ROANOKE TIMES 
                      Copyright (c) 1996, Roanoke Times

DATE: Sunday, October 13, 1996               TAG: 9610150047
SECTION: HOMES                    PAGE: D1   EDITION: METRO 
SOURCE: JOAN BRUNSKILL ASSOCIATED PRESS 


FOLK ART `FOLK ART IS OFTEN THOUGHT OF AS NAIVE, SIMPLE - BUT, IN FACT, MANY KINDS OF SOPHISTICATED DECISIONS WENT INTO THESE ``PRIMITIVE'' WORKS'

A proud family commissions a painting of its solid home, a needlewoman hand-stitches a whole community of little buildings over a quilt. Craftsmen carve wooden steeples on a fireboard, build a toy-size schoolhouse in painted tin, mold a model church in plaster with tiny glass windows.

The buildings they live in and around have long provided American folk artists with some of their most appealing and revealing subjects. The evidence is easy to find in any representative sampling of folk art.

A particularly focused selection is set out in the galleries of the Museum of American Folk Art, in ``A Place for Us: Vernacular Architecture in American Folk Art,'' an exhibition that will be on display through Jan. 5, 1997.

``Architectural imagery is so pervasive in American folk art, it's across the board, across the centuries,'' said curator Stacy C. Hollander, who organized the exhibition of around 100 pieces that colorfully support this statement.

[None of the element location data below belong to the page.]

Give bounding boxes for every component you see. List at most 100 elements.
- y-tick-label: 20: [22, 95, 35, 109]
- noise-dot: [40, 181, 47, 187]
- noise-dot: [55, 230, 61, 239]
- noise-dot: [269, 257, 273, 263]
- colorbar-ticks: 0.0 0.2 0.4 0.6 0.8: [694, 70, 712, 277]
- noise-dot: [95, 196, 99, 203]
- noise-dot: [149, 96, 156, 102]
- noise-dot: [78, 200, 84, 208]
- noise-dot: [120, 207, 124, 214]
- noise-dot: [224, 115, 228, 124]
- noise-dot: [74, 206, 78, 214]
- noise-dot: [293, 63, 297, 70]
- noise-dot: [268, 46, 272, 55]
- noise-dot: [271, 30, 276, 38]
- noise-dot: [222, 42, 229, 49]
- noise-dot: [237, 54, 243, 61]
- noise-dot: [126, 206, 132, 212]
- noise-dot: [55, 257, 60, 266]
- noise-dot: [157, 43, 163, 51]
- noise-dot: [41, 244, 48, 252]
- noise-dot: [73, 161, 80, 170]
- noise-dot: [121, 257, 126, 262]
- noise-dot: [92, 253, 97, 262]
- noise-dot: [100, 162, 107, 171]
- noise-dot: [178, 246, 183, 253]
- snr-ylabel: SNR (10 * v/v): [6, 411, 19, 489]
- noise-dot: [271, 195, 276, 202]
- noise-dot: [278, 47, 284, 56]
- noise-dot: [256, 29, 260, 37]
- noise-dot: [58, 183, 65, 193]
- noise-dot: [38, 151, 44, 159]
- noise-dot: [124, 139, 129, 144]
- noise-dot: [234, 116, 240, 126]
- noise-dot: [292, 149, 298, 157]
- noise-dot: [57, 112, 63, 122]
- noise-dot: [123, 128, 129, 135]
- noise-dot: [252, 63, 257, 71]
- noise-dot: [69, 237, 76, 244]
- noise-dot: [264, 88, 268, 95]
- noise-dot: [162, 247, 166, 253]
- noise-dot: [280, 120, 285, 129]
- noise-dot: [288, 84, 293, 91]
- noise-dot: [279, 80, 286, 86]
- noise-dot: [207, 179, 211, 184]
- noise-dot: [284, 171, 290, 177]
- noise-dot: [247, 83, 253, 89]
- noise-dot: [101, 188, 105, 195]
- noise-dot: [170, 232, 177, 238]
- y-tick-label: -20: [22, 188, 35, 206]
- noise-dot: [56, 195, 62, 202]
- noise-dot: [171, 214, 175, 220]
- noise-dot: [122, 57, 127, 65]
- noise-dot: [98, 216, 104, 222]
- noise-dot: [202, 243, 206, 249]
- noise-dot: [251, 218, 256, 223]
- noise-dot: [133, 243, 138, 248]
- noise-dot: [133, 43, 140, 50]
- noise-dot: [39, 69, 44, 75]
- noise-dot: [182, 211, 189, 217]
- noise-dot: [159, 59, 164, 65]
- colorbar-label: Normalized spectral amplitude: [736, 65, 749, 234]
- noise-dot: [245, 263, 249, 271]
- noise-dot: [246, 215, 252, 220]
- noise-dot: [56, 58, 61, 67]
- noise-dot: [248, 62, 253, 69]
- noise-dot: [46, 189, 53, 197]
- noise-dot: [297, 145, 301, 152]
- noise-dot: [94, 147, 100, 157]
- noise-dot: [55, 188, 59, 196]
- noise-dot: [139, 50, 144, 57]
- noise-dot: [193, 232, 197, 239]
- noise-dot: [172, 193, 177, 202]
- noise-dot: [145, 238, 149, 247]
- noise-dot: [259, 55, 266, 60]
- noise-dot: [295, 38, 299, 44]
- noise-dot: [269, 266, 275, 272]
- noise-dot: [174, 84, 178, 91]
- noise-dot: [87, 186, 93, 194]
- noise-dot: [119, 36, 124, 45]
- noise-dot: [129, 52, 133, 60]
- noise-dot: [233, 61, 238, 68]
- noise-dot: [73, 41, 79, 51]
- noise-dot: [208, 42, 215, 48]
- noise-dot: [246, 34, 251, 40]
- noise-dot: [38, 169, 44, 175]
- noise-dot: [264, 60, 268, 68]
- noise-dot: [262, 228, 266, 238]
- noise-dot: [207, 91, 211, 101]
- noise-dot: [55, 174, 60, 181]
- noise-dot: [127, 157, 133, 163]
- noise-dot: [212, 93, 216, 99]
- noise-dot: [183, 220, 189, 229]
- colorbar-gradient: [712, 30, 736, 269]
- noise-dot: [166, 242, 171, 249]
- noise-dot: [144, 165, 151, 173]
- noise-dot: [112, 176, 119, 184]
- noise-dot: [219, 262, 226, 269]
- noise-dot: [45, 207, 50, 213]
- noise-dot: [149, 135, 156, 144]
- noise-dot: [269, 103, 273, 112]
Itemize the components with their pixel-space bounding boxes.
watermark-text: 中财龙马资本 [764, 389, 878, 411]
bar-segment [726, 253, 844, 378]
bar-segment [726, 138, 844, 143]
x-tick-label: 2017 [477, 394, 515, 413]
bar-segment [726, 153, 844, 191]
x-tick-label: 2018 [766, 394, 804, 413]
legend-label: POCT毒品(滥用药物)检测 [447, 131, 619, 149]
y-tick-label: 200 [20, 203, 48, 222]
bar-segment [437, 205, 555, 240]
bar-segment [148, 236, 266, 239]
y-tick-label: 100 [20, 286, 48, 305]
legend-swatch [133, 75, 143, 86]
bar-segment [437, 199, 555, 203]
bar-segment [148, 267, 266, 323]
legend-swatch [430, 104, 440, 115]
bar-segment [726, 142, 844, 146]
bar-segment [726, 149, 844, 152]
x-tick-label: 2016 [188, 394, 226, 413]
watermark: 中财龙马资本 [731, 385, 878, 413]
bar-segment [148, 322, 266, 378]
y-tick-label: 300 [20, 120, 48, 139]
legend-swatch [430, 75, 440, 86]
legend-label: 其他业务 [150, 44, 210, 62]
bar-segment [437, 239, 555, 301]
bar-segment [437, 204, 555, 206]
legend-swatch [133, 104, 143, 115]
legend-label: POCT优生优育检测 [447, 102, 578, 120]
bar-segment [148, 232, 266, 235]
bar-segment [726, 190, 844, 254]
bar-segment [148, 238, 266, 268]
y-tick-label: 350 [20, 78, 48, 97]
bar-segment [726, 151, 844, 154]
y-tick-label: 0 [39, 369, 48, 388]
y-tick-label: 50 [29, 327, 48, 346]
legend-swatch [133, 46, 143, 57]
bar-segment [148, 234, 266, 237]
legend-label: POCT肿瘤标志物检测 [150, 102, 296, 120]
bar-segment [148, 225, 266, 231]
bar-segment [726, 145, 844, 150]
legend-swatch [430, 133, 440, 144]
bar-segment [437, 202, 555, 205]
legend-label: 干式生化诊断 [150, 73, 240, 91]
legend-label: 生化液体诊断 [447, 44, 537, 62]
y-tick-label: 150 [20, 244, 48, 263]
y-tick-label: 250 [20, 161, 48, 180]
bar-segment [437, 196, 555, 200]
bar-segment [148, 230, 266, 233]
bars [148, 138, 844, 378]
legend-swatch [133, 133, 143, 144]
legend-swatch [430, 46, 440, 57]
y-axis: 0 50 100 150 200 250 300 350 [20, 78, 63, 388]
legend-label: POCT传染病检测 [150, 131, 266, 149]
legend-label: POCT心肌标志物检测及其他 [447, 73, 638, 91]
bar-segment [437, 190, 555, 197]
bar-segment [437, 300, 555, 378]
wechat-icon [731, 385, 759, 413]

As chroniclers of daily life, ``the artists we call `folk' today have preserved the way America looks since at least the 18th century,'' she says.

This rich body of American folk art is a priceless heritage, Hollander says, because it has so much to tell us about what mattered to people and how architectural traditions evolved.

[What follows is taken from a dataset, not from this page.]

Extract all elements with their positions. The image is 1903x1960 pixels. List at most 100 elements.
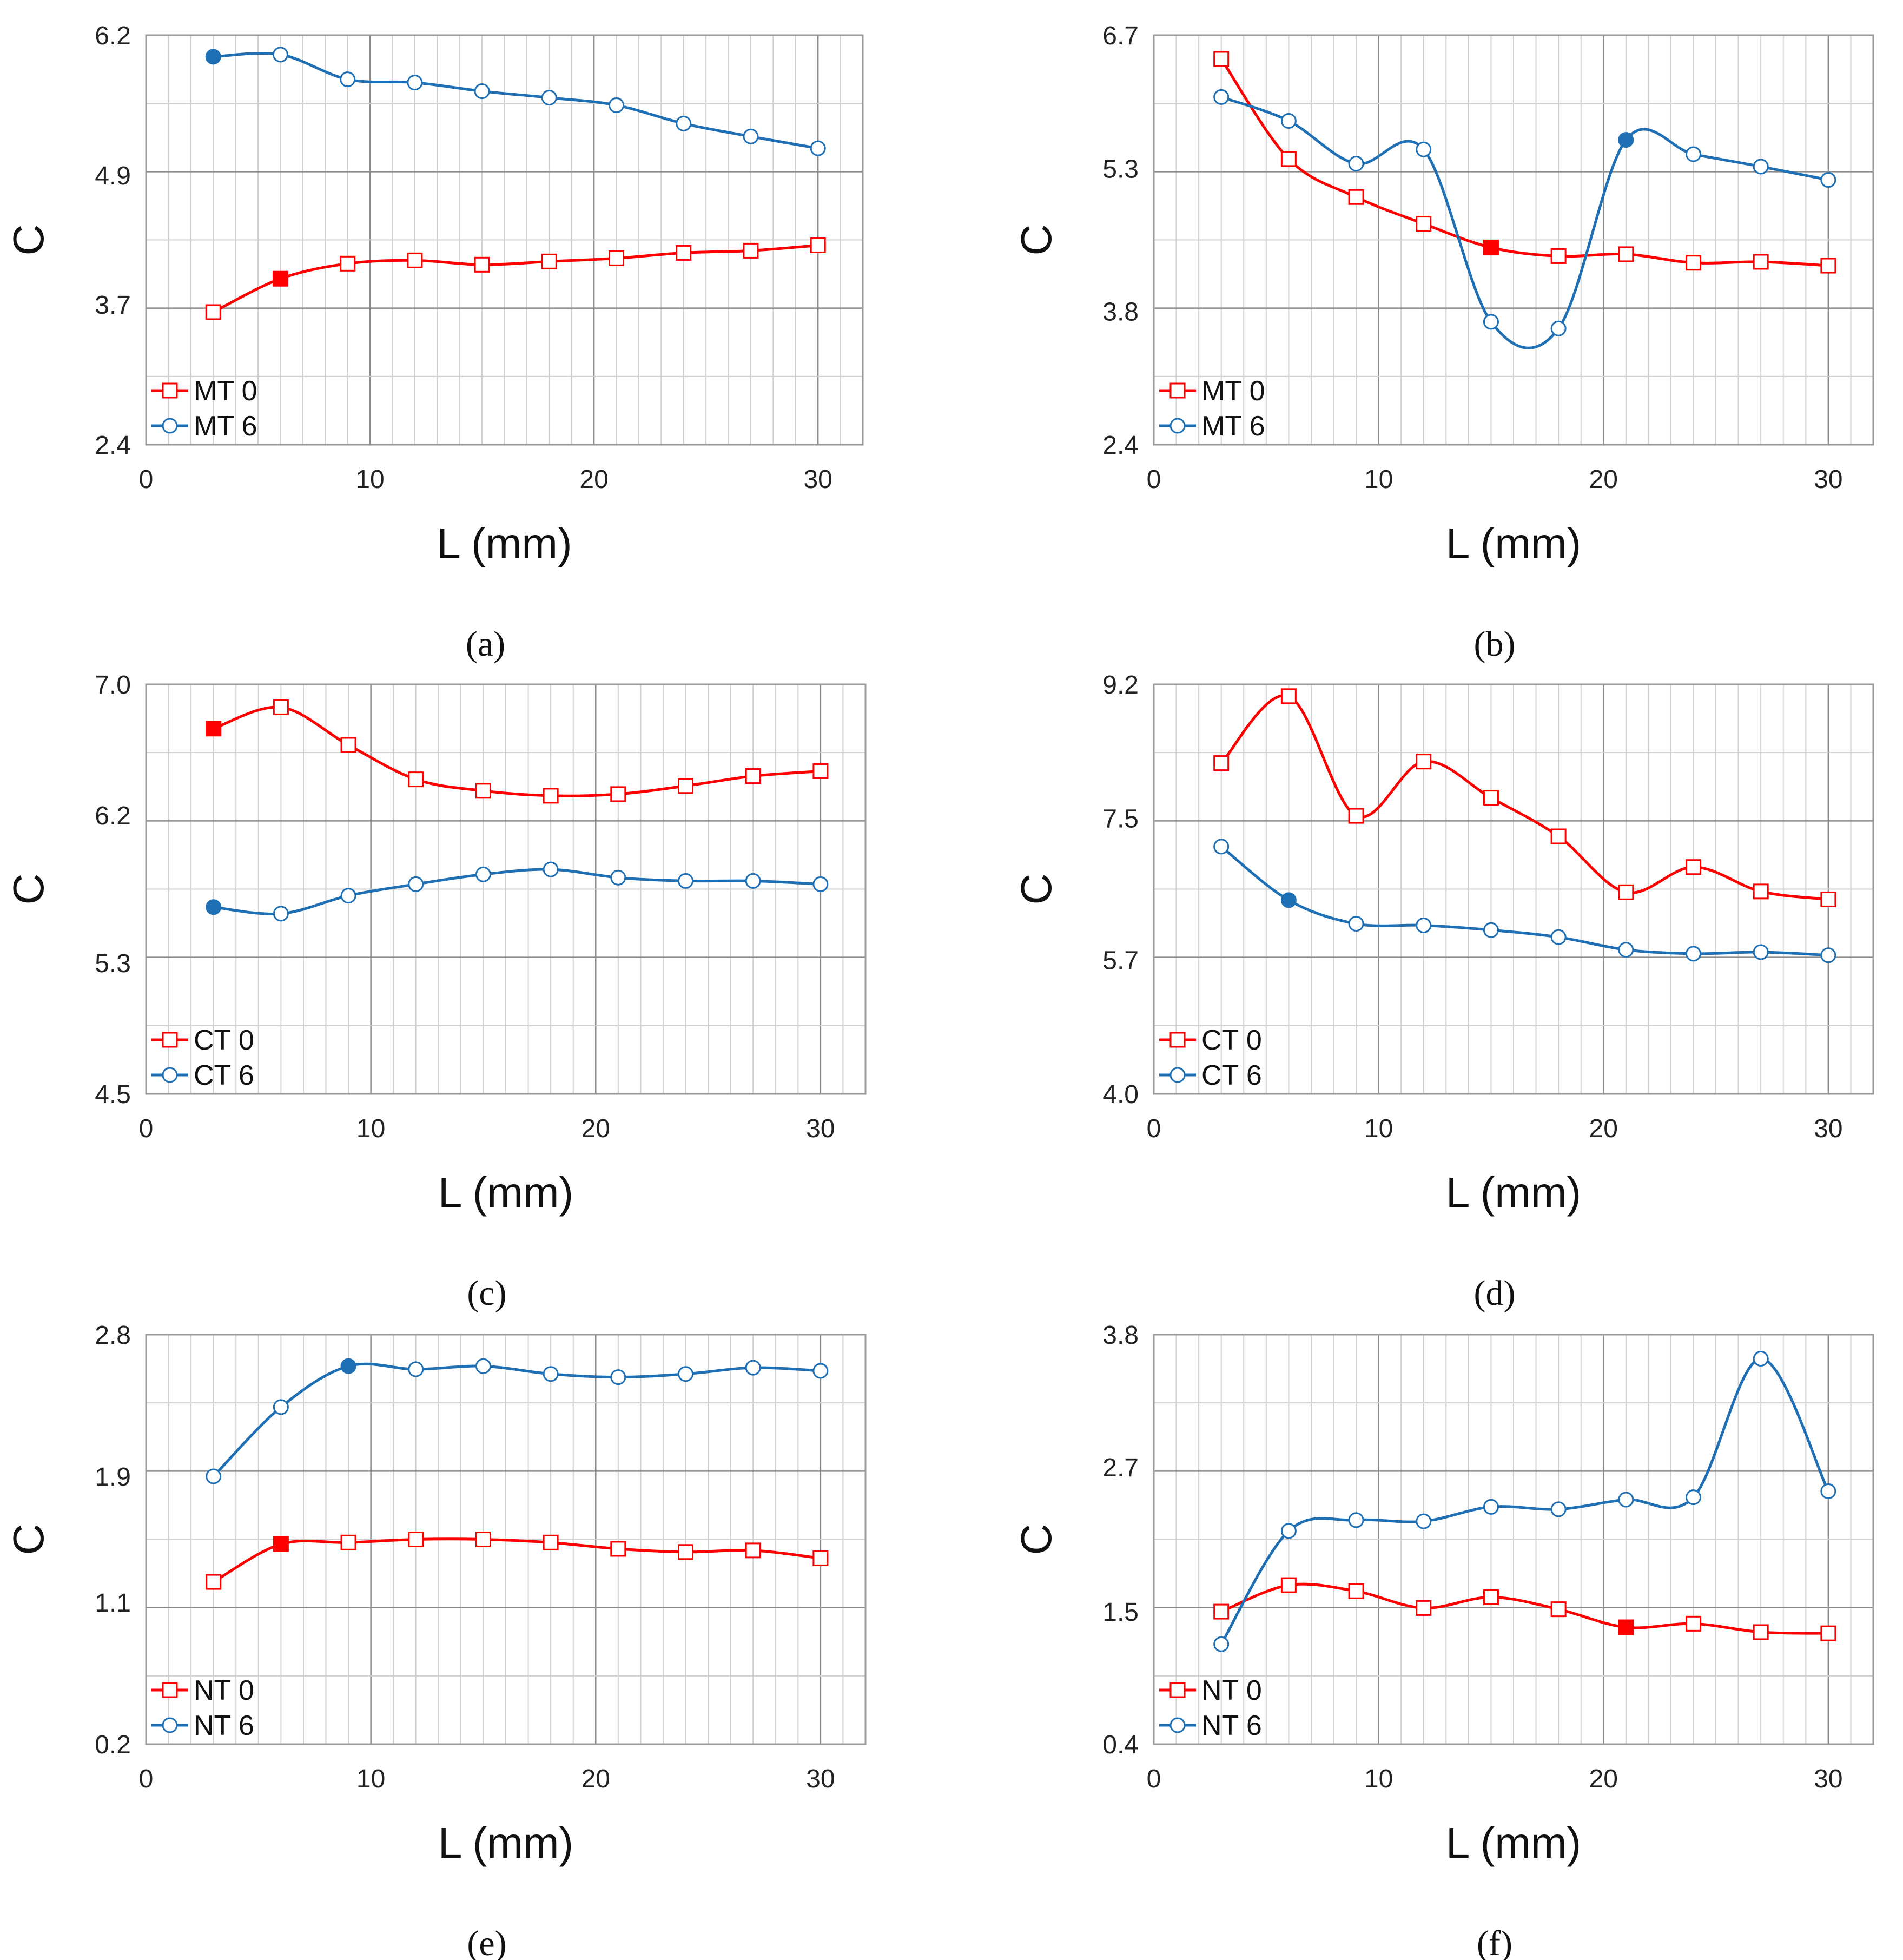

``What comes through in all these representations is an overwhelming sense of achievement and pride,'' Hollander said, on a tour of the exhibition in all its variety.

There's a 10-year-old schoolgirl's sampler of the Providence State House; one of painter ``Grandma'' Moses' nostalgic views of upstate New York; an elegant little 1882 cupola-topped building in painted tin and wood that's actually a squirrel cage.

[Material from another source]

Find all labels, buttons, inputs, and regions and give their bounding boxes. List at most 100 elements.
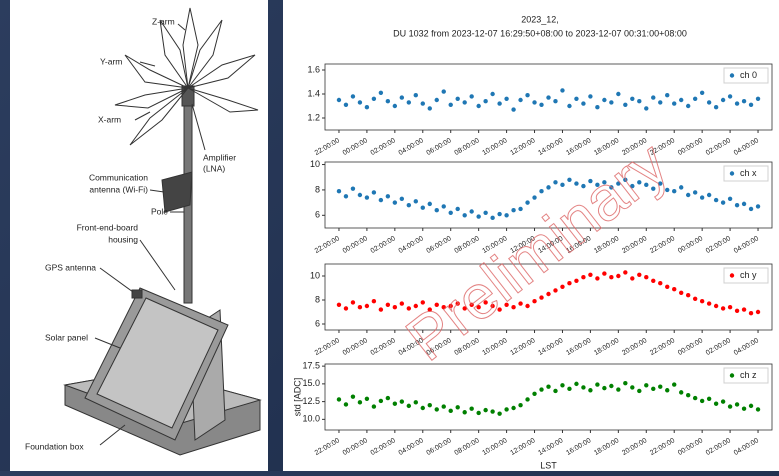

People enthusiastically recorded images of whatever they were proud of, from log cabins to skyscrapers.

The ``Farm of H. Windle,'' an 1875 oil painting, is a good example. The artist, Henry Dousa, featured the Indiana farmer's prize bull in truly outsize proportion. And there probably isn't another farm for miles around, but the German immigrant's house and lawn are carefully enclosed within a sharp white fence.

``The art works are often a collaboration between artist and client over what to preserve on record, how to have it look its best,'' Hollander said. ``So there was some manipulation in terms of perspective, for example, in how things were shown.

``Folk art is often thought of as naive, simple - but, in fact, many kinds of sophisticated decisions went into these `primitive' works.''

A lighthouse looms very large in a seaport picture, since it attracted shipping business. Paintings show how architecture in colder New England was based on a central hearth, while a handsome southern plantation house could have its kitchen in a separate building.

Other works closely reflect the artist's life. A towering model of the Empire State Building, teased together from interlocking pieces of cherry wood without use of glue or nails, was made around 1931 by an anonymous artist who helped to build the skyscraper.

A captured Confederate soldier's sketchbook records life in prison; the blue glaze on a 4-gallon stoneware crock depicts the pottery where it was made; a sailor's scrimshaw miniature, lovingly scratched on whale ivory, recalls his ``Sweet Home.''

There are many stories of individuals and their homes. But images in folk art also record the social structure of a community; the prestige of commercial buildings, banks and shops; the importance of railroads and waterways, the advantage to a hotel owner of adjacent vineyards.

``We can look at these works today as valuable documents that preserve an architectural legacy, and also tell us a lot about how buildings were used,'' Hollander said.

``But first and foremost, they are works of art, making a statement about people's achievement.''


LENGTH: Medium:   90 lines
ILLUSTRATION: PHOTO:   1. AP Artist Henry Dousa painted this 1875 oil on 

canvas, "Farm of H. Windle," showing a property in Sugar Creek,

Parke County, Ind. He carefully included a larger-than-life

rendering of Windle's prize bull, beside the simplified gothic

Revival house with its large lawn, enclosed by a fence amid an

otherwise open landscape. color

2. "Sweet Home" says the inscription incised on this piece of whale

ivory by an unknown artist in 1851. On long voyages, sailors'

spare-time activity included making scrimshaw items, decorated with

images that expressed their poignant thoughts of home. color

3. This painted tin and wood squirrel cage with its elegant

architectural detail was made in 1882 in Chester County, Pa., by an

unknown artist. It's a reflection of middle-class prosperity.